I moisture cure urethane may be a better way to go
 
   / Anchoring a wall to a floor with radiant heat #13  
good idea, but.....
PT lumber is typically very wet. It takes a while to dry out, so you may want to get it in a dry space for a few weeks before trying to adhere it to the floor with epoxy,

I moisture cure urethane may be a better way to go

Try to get PT lumber to stay straight if left to dry loose. They twist and turn bad :(
 
   / Anchoring a wall to a floor with radiant heat #14  
When I built my garage I used PL200 to secure the bottom sill plates for my walls where I framed up a couple of rooms. I didn't want to risk putting any type of anchors into my floor and hitting my PEX. I made the mistake of adding glue to the sill where the door was going to be. When I came to cut out that section it was near impossible to remove. If I remember correctly, there was a lot of wood left on the floor when I got that section removed. So, My vote is to strip the paint and glue it down. It won't go anywhere.
 
   / Anchoring a wall to a floor with radiant heat
  • Thread Starter
#15  
Lots of great suggestions here (I knew I came to the right place)!! I'm the second owner so no pictures of the tubing.

Any idea where in a 4" slab the tubing normally goes? Half way?

I should have mentioned that I do plan to use construction adhesive but I also think I'll take the advice given here and strip away the paint first.
 
   / Anchoring a wall to a floor with radiant heat #16  
Usually, a radiant slab is done with rebar or wire mesh sitting on top of a foam insulating layer, with PEX tubing tied to the top of the rebar or wire. This would place the tubing approximately in the middle of the slab.

In my case, I used a product called Crete Heat, which is 2" foam with molded knobs to hold the pex. In this case, the pex ends up at the bottom of the slab, above the crete heat, with reinforcing above the pex.

Jeff
 
   / Anchoring a wall to a floor with radiant heat #17  
Locate the loops in the floor and then use a hammer drill to drill a 1/4" hole through the bottom plate and into the concrete with a masonry bit. Then drive two 16 penny nails at once into the hole to secure it to the floor. Your fire dept may have a thermal imaging camera. If so they may come do it just to show some new guys how it works at detecting heat.
 
   / Anchoring a wall to a floor with radiant heat #18  
Rough it up and glue it like others mentioned. I have radiant in my house and I know some of the pipes ended up floating up a bit in the basement so not as low in the slab as I would like. You didn't build it so it's a crap shoot. I'd be unwilling to take that gamble.
 
   / Anchoring a wall to a floor with radiant heat #19  
Locate the loops in the floor and then use a hammer drill to drill a 1/4" hole through the bottom plate and into the concrete with a masonry bit. Then drive two 16 penny nails at once into the hole to secure it to the floor. Your fire dept may have a thermal imaging camera.

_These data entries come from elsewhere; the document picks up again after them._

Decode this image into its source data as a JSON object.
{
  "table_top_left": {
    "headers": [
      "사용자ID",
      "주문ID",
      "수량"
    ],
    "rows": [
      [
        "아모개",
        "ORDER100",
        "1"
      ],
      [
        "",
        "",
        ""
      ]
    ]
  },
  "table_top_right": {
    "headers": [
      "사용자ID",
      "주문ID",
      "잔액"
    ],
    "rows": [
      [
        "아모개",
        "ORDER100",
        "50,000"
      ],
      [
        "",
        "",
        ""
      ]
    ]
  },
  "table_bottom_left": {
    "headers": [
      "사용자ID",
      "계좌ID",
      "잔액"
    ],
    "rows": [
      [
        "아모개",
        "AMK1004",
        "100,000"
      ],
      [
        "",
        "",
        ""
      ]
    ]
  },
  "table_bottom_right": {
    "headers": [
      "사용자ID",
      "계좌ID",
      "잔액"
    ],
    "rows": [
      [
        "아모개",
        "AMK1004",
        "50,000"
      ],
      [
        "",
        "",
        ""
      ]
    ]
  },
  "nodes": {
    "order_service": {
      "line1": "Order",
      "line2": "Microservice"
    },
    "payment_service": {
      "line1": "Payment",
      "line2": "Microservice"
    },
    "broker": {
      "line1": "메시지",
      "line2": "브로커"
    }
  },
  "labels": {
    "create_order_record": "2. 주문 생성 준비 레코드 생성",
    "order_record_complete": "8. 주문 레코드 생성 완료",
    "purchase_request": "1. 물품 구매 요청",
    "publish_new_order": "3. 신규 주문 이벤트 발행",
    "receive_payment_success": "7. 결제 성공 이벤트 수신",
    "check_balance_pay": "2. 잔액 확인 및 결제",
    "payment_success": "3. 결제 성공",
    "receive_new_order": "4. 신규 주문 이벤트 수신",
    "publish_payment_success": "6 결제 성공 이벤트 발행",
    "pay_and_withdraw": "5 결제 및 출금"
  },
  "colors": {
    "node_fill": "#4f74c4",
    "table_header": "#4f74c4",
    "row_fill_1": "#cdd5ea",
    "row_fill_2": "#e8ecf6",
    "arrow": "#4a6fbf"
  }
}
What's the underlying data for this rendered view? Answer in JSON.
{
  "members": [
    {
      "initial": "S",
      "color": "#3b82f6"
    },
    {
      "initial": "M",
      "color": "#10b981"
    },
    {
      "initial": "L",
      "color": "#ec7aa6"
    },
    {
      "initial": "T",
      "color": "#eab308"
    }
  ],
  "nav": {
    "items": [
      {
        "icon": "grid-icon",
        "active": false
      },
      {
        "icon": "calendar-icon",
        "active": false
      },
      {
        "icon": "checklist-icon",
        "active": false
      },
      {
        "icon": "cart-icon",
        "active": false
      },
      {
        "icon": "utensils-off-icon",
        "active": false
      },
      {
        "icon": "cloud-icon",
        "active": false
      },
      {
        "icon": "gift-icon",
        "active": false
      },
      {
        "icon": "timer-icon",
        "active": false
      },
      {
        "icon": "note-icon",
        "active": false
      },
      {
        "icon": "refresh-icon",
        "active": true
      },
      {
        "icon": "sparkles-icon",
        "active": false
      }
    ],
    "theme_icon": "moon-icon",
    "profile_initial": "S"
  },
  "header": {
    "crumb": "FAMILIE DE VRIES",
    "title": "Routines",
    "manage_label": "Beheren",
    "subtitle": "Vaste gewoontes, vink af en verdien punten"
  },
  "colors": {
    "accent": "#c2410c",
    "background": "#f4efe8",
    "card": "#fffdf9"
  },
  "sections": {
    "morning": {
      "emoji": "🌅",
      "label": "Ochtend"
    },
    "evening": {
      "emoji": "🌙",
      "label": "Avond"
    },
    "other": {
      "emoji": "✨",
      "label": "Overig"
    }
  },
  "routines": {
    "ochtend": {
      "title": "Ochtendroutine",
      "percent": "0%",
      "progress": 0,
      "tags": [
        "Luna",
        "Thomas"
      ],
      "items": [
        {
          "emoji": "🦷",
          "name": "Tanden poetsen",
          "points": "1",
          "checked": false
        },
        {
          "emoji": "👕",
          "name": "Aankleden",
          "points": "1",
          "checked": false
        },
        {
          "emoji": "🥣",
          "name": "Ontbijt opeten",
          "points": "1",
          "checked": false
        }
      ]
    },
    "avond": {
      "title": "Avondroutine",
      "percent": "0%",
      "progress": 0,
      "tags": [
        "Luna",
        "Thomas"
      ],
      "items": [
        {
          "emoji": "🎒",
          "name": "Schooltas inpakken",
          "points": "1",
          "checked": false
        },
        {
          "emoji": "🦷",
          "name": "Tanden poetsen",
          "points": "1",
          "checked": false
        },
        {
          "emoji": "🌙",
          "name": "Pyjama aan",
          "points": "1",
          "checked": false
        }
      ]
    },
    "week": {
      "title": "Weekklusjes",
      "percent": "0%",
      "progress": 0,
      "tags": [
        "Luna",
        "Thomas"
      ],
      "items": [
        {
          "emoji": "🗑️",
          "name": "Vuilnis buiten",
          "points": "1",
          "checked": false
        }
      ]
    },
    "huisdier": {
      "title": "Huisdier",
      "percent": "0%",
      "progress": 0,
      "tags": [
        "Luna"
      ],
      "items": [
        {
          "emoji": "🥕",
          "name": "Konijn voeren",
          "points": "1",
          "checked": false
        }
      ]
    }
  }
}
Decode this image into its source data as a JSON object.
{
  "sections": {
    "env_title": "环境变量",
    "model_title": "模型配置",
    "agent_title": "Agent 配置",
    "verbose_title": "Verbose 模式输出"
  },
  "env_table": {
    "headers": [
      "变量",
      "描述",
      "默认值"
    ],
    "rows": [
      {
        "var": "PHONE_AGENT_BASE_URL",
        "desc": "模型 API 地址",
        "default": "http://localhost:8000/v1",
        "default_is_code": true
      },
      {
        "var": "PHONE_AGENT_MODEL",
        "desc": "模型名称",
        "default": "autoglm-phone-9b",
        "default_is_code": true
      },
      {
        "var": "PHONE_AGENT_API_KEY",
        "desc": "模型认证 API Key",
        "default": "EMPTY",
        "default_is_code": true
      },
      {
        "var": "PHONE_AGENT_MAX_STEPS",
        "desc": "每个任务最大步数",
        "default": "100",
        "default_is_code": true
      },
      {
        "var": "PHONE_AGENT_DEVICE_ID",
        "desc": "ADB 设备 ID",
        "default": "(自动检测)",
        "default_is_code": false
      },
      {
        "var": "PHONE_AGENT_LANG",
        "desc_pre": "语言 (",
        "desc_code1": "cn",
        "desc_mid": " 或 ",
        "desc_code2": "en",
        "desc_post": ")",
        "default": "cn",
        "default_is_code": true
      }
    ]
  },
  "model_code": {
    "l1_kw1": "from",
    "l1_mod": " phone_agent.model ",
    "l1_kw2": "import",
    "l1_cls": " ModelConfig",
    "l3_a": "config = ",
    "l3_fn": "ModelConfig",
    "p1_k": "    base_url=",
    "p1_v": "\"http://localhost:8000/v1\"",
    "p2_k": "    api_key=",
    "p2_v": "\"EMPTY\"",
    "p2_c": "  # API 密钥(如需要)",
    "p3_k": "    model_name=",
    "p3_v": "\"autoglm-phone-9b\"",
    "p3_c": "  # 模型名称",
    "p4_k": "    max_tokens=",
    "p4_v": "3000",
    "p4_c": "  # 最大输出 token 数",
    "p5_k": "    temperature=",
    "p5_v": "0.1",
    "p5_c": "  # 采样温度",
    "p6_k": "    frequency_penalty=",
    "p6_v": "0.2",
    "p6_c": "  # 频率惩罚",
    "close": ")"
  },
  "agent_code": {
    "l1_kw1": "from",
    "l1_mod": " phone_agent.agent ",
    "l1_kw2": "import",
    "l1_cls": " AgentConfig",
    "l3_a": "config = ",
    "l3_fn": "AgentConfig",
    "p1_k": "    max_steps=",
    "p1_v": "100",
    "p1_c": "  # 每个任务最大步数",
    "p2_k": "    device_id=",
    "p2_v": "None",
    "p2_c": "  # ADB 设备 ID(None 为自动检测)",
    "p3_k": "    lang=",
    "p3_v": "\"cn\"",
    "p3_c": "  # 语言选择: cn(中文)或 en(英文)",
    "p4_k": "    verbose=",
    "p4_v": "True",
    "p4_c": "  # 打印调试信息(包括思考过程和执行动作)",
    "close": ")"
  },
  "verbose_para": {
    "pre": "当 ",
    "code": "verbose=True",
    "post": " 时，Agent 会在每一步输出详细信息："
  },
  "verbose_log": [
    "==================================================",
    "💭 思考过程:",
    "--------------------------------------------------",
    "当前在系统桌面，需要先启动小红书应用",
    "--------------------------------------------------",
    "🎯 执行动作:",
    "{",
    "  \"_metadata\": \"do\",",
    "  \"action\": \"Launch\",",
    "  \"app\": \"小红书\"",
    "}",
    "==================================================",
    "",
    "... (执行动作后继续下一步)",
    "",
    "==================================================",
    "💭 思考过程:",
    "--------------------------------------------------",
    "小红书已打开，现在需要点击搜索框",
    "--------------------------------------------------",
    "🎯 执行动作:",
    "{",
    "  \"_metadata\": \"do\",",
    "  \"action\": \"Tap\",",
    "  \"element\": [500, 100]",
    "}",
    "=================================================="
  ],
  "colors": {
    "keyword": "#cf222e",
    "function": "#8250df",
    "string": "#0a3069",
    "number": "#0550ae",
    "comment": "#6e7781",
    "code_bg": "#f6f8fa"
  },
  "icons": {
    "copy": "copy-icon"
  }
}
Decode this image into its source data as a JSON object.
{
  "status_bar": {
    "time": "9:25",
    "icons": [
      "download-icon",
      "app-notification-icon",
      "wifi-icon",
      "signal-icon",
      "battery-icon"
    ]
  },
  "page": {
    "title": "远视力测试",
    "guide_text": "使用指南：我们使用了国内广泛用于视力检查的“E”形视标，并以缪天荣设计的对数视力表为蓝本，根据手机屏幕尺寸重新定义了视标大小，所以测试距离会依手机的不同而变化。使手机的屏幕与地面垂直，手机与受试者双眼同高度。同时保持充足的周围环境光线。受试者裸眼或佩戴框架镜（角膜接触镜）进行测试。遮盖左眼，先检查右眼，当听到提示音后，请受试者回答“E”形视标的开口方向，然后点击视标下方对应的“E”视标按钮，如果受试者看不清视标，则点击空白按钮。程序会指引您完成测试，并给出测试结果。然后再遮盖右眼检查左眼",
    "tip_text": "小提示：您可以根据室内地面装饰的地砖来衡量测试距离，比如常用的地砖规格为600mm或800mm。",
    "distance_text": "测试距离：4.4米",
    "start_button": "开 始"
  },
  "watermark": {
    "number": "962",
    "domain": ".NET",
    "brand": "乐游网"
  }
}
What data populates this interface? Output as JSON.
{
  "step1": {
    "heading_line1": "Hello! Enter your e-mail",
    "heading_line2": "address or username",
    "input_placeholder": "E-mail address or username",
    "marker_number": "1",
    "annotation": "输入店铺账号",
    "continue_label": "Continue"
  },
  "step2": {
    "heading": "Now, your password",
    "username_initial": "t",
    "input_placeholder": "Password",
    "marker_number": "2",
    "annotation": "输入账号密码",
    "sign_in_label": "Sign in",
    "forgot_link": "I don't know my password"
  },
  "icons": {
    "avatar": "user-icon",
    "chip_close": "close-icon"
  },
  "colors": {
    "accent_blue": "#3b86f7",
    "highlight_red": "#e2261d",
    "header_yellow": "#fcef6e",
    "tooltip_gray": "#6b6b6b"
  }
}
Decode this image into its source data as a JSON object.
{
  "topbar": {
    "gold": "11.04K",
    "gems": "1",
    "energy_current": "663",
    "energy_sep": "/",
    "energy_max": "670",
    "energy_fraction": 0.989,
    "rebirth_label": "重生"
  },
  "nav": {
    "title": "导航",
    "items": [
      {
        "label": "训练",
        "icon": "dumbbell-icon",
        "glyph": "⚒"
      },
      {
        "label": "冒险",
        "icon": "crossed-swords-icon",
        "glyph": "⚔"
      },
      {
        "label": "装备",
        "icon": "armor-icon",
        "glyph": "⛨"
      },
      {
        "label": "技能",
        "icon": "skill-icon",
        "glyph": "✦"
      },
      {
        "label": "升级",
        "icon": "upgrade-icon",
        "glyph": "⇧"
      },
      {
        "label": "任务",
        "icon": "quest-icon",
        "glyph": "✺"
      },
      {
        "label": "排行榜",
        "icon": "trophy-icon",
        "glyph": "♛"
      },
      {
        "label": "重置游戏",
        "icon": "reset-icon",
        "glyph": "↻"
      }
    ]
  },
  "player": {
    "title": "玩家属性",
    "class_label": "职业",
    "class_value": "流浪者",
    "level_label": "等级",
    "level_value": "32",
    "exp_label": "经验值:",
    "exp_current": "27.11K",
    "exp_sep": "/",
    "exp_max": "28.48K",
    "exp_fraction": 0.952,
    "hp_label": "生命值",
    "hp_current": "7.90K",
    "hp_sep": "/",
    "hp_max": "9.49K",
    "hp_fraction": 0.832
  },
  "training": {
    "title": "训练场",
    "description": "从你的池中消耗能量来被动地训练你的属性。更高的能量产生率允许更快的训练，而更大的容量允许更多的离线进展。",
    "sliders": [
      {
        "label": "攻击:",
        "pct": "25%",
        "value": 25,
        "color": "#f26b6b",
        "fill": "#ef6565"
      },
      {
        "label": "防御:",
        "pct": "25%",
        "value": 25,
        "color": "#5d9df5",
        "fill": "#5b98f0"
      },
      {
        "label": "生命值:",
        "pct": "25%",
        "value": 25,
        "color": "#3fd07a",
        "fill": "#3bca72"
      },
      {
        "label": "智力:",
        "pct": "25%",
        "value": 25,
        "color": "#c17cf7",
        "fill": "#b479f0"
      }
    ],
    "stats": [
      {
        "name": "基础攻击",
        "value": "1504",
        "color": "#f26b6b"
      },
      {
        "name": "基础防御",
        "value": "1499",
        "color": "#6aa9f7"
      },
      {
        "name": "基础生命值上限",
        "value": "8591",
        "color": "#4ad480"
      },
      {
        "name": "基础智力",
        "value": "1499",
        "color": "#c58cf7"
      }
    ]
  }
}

If so they may come do it just to show some new guys how it works at detecting heat.

A donation will help this as well...

Dan
 
   / Anchoring a wall to a floor with radiant heat #20  
If you are in a dry location, no need for pressure treated, just go with No. 1 white pine for floor plate as the white pine doesnt twist and draw like pressure treated yellow pine. Follow Daves advice to remove the paint and rough up the concrete a bit, then construction adhesive applied in an S pattern where the wood will lay. You will have to devise some way to hold it down tight while it dries. If possible, build the whole wall section, then raise it into place and wedge it down tightly and walk away for a day or two to let it cure. That should hold for a lifetime.